一度離れ、もう一度口付ける。今度は、深く。
遠慮がちに舌を先生の口内に侵入させれば、すぐに先生のそれで絡めとられた。
「っ、ふ、」
小さな水音と、わたしの口から漏れるかすかな息遣い。それらの音は、夜の住宅街の静けさに飲み込まれていく。
先生の指が、髪の中に差し込まれる。さら、と髪を梳かれて、また差し込まれて、梳かれて。
手が止まると同時に、唇がゆっくりと離れた。
「は、は...せんせ、」
「あーあ、」
もう、戻れない。
先生がわたしの頭を優しく撫でながら、くしゃりと笑った。
「先生...」
「なあ苗字」
「...?」
「先生の為を思うなら、あと4ヶ月、今のことは忘れろ」
「え、それって...」
「俺、教師なんだよこれでも。
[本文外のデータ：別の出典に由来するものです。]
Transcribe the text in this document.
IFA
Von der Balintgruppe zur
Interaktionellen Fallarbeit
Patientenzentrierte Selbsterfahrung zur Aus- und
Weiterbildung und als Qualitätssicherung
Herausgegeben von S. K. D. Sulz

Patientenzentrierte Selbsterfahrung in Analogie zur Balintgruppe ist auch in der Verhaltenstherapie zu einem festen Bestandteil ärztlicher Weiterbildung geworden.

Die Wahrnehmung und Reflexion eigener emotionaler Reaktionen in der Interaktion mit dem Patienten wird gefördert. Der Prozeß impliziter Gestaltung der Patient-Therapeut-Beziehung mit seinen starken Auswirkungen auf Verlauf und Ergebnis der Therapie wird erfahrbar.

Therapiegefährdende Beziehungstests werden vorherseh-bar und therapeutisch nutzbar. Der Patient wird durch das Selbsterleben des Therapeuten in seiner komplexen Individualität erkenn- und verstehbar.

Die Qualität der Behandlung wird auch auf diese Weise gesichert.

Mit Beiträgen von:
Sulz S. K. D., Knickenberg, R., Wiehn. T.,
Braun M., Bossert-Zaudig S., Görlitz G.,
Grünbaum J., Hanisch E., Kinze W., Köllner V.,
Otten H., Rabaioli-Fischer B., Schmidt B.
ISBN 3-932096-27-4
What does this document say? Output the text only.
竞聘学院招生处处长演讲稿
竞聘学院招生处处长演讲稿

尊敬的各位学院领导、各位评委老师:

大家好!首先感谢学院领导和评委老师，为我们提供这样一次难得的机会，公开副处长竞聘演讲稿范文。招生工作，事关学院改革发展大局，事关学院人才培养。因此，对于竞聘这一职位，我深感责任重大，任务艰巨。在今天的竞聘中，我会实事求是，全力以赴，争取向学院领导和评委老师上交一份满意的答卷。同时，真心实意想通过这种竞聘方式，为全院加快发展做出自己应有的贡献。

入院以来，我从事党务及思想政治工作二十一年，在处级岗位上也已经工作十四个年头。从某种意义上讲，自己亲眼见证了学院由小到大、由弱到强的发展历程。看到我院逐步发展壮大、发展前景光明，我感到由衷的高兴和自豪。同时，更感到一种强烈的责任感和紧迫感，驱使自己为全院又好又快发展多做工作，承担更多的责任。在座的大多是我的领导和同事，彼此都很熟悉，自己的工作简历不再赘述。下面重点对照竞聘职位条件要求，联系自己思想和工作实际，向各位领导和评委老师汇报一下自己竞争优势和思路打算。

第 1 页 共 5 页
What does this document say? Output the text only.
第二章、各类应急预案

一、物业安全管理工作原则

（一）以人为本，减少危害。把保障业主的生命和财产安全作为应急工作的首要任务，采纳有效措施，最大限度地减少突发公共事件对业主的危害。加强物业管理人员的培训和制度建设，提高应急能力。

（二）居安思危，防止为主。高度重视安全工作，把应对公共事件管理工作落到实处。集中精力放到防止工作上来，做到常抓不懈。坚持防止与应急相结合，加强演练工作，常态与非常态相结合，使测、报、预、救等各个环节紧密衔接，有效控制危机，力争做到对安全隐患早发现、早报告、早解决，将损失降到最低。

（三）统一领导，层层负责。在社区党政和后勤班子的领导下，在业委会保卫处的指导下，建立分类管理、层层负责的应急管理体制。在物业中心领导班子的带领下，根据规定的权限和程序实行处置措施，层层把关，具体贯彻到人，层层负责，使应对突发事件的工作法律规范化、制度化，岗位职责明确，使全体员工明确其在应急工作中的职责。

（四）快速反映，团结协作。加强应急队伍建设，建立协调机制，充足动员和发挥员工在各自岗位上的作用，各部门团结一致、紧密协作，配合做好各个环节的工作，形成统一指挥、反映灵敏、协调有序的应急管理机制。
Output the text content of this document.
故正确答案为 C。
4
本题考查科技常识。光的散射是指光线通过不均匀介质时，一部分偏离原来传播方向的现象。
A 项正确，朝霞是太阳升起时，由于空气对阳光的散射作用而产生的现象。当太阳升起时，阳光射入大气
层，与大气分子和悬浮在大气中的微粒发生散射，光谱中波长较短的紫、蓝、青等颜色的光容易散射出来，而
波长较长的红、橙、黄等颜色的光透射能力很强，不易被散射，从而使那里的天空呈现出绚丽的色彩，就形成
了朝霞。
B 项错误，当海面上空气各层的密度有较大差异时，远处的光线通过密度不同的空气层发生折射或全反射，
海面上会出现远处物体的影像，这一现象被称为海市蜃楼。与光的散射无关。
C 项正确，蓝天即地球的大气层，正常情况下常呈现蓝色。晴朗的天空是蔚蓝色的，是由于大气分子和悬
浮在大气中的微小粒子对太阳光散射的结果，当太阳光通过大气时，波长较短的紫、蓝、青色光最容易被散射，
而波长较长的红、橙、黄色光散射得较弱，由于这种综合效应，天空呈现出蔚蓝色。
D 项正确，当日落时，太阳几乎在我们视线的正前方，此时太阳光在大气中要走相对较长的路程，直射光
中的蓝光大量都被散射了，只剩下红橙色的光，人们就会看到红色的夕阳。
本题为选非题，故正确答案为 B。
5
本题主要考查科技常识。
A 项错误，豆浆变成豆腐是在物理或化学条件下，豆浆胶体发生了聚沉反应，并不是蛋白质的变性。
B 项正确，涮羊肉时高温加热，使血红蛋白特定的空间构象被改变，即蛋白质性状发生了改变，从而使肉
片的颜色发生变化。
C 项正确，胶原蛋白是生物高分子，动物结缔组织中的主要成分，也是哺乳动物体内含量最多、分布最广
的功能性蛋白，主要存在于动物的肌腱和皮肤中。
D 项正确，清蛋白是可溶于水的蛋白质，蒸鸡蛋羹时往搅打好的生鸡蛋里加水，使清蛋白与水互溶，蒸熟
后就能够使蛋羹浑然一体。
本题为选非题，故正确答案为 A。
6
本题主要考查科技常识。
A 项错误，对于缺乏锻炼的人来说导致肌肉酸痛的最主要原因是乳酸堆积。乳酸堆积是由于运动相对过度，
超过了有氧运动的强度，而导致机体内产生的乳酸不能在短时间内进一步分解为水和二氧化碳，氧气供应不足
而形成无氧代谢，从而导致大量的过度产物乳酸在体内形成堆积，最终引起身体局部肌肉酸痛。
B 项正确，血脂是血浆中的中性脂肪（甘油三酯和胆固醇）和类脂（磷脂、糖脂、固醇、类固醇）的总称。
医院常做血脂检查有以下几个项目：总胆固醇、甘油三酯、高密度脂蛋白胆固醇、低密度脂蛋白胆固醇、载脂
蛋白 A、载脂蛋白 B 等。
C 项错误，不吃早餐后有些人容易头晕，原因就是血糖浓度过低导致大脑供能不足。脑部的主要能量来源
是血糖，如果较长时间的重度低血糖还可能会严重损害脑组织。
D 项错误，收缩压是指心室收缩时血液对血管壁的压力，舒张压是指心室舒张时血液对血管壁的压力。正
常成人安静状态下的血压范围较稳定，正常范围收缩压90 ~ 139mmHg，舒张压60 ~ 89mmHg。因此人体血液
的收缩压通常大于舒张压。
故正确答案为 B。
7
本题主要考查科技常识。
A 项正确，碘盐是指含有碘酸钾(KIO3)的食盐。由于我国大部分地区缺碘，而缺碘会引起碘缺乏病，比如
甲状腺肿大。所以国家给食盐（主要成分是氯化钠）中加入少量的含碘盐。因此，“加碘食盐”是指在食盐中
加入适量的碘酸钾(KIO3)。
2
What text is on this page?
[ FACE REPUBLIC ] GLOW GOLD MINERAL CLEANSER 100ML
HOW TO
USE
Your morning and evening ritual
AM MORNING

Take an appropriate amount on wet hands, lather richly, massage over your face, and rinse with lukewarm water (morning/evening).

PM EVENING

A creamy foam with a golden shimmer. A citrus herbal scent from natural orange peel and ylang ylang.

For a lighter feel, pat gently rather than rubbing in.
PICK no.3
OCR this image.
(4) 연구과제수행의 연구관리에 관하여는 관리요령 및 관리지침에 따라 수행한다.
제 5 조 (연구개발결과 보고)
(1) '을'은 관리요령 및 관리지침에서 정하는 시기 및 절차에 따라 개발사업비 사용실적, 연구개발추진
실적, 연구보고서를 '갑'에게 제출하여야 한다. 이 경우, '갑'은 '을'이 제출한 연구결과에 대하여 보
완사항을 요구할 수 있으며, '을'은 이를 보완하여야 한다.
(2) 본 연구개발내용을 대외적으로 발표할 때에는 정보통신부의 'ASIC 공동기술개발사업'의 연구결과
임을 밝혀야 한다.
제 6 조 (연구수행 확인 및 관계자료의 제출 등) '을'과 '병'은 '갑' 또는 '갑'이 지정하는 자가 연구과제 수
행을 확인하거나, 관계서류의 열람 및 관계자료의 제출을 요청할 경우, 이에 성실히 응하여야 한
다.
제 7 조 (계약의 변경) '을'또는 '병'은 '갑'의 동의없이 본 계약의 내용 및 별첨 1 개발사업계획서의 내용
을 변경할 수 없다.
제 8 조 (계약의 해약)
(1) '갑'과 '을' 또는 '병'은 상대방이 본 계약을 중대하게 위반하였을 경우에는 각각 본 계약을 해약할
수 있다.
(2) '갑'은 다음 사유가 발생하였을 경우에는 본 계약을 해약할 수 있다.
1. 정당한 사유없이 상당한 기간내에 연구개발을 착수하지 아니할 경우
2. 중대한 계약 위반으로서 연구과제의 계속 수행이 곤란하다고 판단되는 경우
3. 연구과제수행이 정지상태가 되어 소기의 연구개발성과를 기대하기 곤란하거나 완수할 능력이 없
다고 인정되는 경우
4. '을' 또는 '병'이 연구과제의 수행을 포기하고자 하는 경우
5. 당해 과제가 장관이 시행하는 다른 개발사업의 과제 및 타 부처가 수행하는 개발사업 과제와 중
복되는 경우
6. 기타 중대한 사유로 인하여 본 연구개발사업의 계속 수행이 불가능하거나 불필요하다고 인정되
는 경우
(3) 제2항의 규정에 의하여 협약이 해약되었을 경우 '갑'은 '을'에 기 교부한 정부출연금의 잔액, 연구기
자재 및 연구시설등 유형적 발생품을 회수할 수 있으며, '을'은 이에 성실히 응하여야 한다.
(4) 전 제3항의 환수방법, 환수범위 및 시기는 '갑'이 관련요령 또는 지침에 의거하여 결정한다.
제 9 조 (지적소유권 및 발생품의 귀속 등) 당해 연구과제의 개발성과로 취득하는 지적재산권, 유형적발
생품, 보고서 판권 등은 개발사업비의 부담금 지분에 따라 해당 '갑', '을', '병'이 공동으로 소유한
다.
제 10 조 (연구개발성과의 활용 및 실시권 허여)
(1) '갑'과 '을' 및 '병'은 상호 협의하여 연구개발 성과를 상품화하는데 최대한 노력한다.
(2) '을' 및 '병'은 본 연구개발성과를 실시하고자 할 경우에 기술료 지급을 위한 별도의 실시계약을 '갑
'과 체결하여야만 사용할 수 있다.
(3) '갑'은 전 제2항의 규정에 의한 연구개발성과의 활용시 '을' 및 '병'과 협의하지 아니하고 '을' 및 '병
今お前を受け止めたら、先生どうにかなっちまう」
立場的にも、気持ち的にも。
いつも冗談ばっかの先生が、やけに真面目に言う。わたしは、頷いた。頷いてしまった。
先生。わたし、自惚れていいんだよね?期待していいんだよね?
「いいこだな、」
そう言って、先生はまたわたしの頭をくしゃりとかき混ぜた。